Initially, I carefully creating extra fields for all the parts in my schematic. These were BOM related, like Find Number, Manufacturer, Manufacturer’s P/N, Vendor, Vendor’s Stocking Number. I just realized that these don’t get transferred over to the PCB file.
This caused about 4 hours of extra work the other day, as I had to prepare a file for my manufacturer. It appeared I could have fetched the desired reports almost trivially, if only I was fluent in XML and the xsltproc “language”. Guess that’s next in the queue to learn. I ended up extracting a position report file from the PCB, and manually (semi-automatically) matched things up with the BOM in a spreadsheet to get the information. Live and learn.
Did you add the extra (for you standard) fields in EEschema under Preferences>Schematic Editor Options?
Also did you see this one in EEschema?
If you have no plugin installed it should create you a CSV file with the bare minimums.
But there is plugins, like KiBOM_CLI that allow some customization to the output, from @SchrodingersGat with more info here: KiBoM - Python BOM Generation tool
The EEschema BOM naturally will miss anything that you added on-the-fly in pcbnew etc.
Thanks, Sparky. Well, I added the fields in a semi-automated manner using a (python?) program I downloaded ( I can dig it up if you’re interested ). But I know it worked, because the fields I added show up in eeschema, and they show up in the XML file made by the “Generate BOM” tool. I just couldn’t get everything in a csv file. But to be fair, I didn’t try to make a BOM without a plugin file - I didn’t know one could do that.
I really only wanted Find Number. All the other fields I was just playing around with to see what was possible.
Also, you mention adding a field on-the-fly in pcbnew won’t be reflected in eechema… I get that. But I couldn’t find anywhere in pcbnew to even view custom fields, much less enter them. This led me to the conclusion that custom fields stay within the schematic and aren’t transferred to the PCB.
None of this is urgent for me now, I’m focusing on wrapping up the documentation for some prototypes. But I want to revisit it down the road, re-read how others are handling their BOMs, and come up with an approach that works for me without jumping through too many hoops.
I appreciate your feedback, and the feedback from others here on these forums which has been prompt, accurate and helpful.
Ah, you’re right. pcbnew only knows val and ref fields… just checked a .kicad_pcb file to get my mind back in there. Sorry.
As for the fields not showing up - thats why I posted that screenshot of the options. Maybe you can check it and look if you got all fields covered you added. I think when I started I forgot that and it didn’t gave me my custom fields in the BOM.
Ah… that did the trick! Thanks. It turned out in that preferences screen, I didn’t have any fields listed.
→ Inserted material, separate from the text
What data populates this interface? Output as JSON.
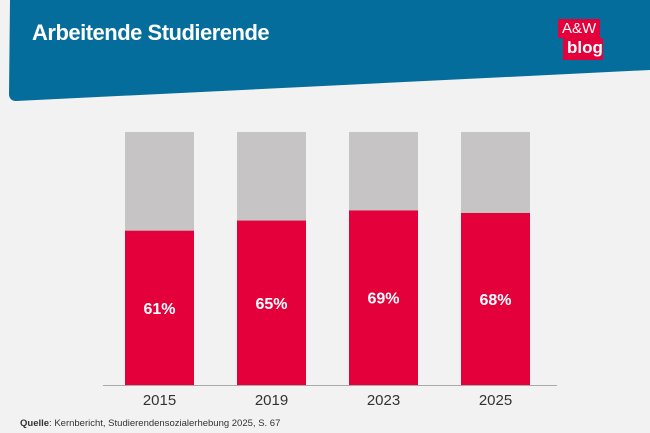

I’m not sure what the exact purpose is, perhaps you could specify a subset of your fields to be exported by the Generate BOM scripts tool? Anyway, thanks.
I don’t know either… I just remembered that I had all my parts set up in the libs, but the fields never got applied when importing them to eeschema and I stumbled over those options and after it worked.
So, I’m having a somewhat related problem. I added some custom fields to some schematic parts. Later, I removed them and made some other custom fields and added them in the preferences. But the old fields still keep showing up when I generate a BOM (using any of the plugins). I checked all of the parts and none of them still have the old custom fields lingering around. But strangely, a few of the parts even have the old custom values associated with those old fields. Am I overlooking something, or is this a bug?
Where? In the library or the schematic? The schematic contains the fields that are associated with a component placed in the schematic. Removing fields from the library definition will not later the schematic.
If the BOM contains fields, then they are in the schematic.